Los Miserables
Autor: Víctor Hugo
Cuarta Parte: El idilio de la calle de Plumet y La epopeya de la calle de Saint-Denis
Libro duodécimo
Corinthe
Cap IV : Intento de consolar a la viuda de Hucheloup.
Bahorel, encantado con la barricada, gritaba:
—¡Ya tenemos la calle escotada! ¡Qué bien queda!
Courfeyrac, mientras desguazaba un tanto la taberna, intentaba consolar a la tabernera viuda.
—Señora Hucheloup, ¿no se quejaba el otro día de que le habían hecho un atestado y le habían puesto una multa porque Gibelotte había sacudido una alfombrilla por la ventana?
—Sí, señor Courfeyrac. ¡Ay, Dios mío! ¿Va a poner también esa mesa en ese espanto suyo? Y sabrá que por la alfombrilla, y también por un tiesto que se cayó desde la buhardilla a la calle, el gobierno me cobró cien francos de multa. ¡No me diga que no es una vergüenza!
—Pues, mire, señora Hucheloup, la estamos vengando.
A la señora Hucheloup no parecía quedarle muy claro qué beneficio sacaba ella de aquella reparación que le estaban brindando. La satisfacción que sentía era como la de aquella mujer árabe que, tras darle una bofetada su marido, fue a quejarse a su padre, clamando por que la vengase y diciendo: «Padre, le debes a mi marido, que te ha afrentado, otra afrenta». El padre le preguntó: «¿En qué mejilla te ha dado la bofetada?». «En la izquierda.» El padre le dio una bofetada en la mejilla derecha y dijo: «Así quedas satisfecha. Vete a decirle a tu marido que él le ha dado una bofetada a mi hija, pero que yo le he dado una bofetada a su mujer».
Había dejado de llover. Habían llegado más voluntarios. Unos obreros habían traído bajo los blusones un barril de pólvora, un cesto con botellas de vitriolo, dos o tres antorchas de carnaval y una canasta llena de farolillos que habían «sobrado de las fiestas del rey». Unas fiestas muy recientes, pues se habían celebrado el 1 de mayo. Decían que esas municiones procedían de un tendero de ultramarinos del barrio de Saint-Antoine, que se llamaba Pépin. Rompieron el único farol de la calle de La Chanvrerie, el farol correspondiente de la calle de Saint-Denis y todos los de las calles colindantes, la de Mondétour, la de Le Cygne, la de Les Prêcheurs y las de La Grande-Truanderie y La Petite-Truanderie.
Enjolras, Combeferre y Courfeyrac lo dirigían todo. Ahora estaban construyendo dos barricadas a un tiempo, las dos apoyadas en el edificio en que estaba Corinthe y formando escuadra; la más grande cortaba la calle de La Chanvrerie; la otra cortaba la calle de Mondétour, por el lado de la calle de Le Cygne. Esta última barricada, muy estrecha, estaba hecha nada más de toneles y de adoquines. Había en ella alrededor de cincuenta hombres trabajando, de los cuales unos treinta iban armados con fusiles, porque, de camino, habían tomado un préstamo en bloque de la tienda de un armero.

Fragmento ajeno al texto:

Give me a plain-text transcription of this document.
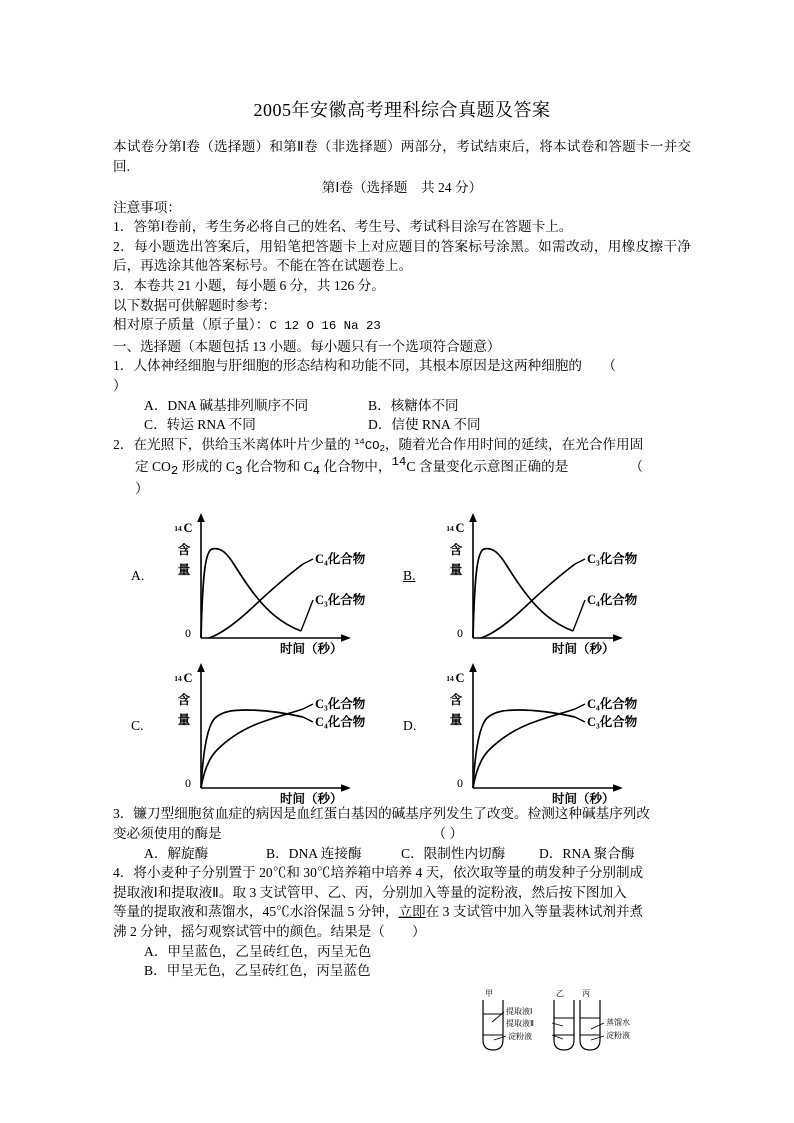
2005年安徽高考理科综合真题及答案
本试卷分第Ⅰ卷（选择题）和第Ⅱ卷（非选择题）两部分，考试结束后，将本试卷和答题卡一并交回.
第Ⅰ卷（选择题　共 24 分）
注意事项：
1．答第Ⅰ卷前，考生务必将自己的姓名、考生号、考试科目涂写在答题卡上。
2．每小题选出答案后，用铅笔把答题卡上对应题目的答案标号涂黑。如需改动，用橡皮擦干净后，再选涂其他答案标号。不能在答在试题卷上。
3．本卷共 21 小题，每小题 6 分，共 126 分。
以下数据可供解题时参考：
相对原子质量（原子量）：C 12 O 16 Na 23
一、选择题（本题包括 13 小题。每小题只有一个选项符合题意）
1．人体神经细胞与肝细胞的形态结构和功能不同，其根本原因是这两种细胞的　　 （
）
A．DNA 碱基排列顺序不同	B．核糖体不同
C．转运 RNA 不同	D．信使 RNA 不同
2．在光照下，供给玉米离体叶片少量的 $^{14}CO_2$，随着光合作用时间的延续，在光合作用固
定 $CO_2$ 形成的 $C_3$ 化合物和 $C_4$ 化合物中，$^{14}$C 含量变化示意图正确的是　　　　　	（
）
A.
0
14 C
含
量
时间（秒）
C₄化合物
C₃化合物
B.
0
14 C
含
量
时间（秒）
C₃化合物
C₄化合物
C.
0
14 C
含
量
时间（秒）
C₃化合物
C₄化合物	D.
0
14 C
含
量
时间（秒）
C₄化合物
C₃化合物
3．镰刀型细胞贫血症的病因是血红蛋白基因的碱基序列发生了改变。检测这种碱基序列改
变必须使用的酶是　　　　　　　　　　　　　　　　	（ ）
A．解旋酶	B．DNA 连接酶	C．限制性内切酶 D．RNA 聚合酶
4．将小麦种子分别置于 20℃和 30℃培养箱中培养 4 天，依次取等量的萌发种子分别制成
提取液Ⅰ和提取液Ⅱ。取 3 支试管甲、乙、丙，分别加入等量的淀粉液，然后按下图加入
等量的提取液和蒸馏水，45℃水浴保温 5 分钟，立即在 3 支试管中加入等量裴林试剂并煮
沸 2 分钟，摇匀观察试管中的颜色。结果是（　　）
A．甲呈蓝色，乙呈砖红色，丙呈无色
B．甲呈无色，乙呈砖红色，丙呈蓝色
甲	乙 丙
提取液Ⅰ
提取液Ⅱ
淀粉液
蒸馏水
淀粉液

Nada podía haber más raro y más abigarrado que aquella tropa. Uno llevaba un frac de faldones cortos, un sable de caballería y dos pistolas de arzón; otro iba en mangas de camisa y llevaba un sombrero redondo y un cebador de pólvora colgado a un costado; otro más se había hecho un plastrón con nueve hojas de papel gris e iba armado con una lezna de guarnicionero. Había uno que gritaba: «¡Exterminemos hasta el último y muramos en la punta de nuestra bayoneta!». Era de los que no llevaban bayoneta. Otro lucía, encima de la levita, un correaje y una cartuchera de guardia nacional cuya tapa adornaba la siguiente inscripción de lana roja: Orden público.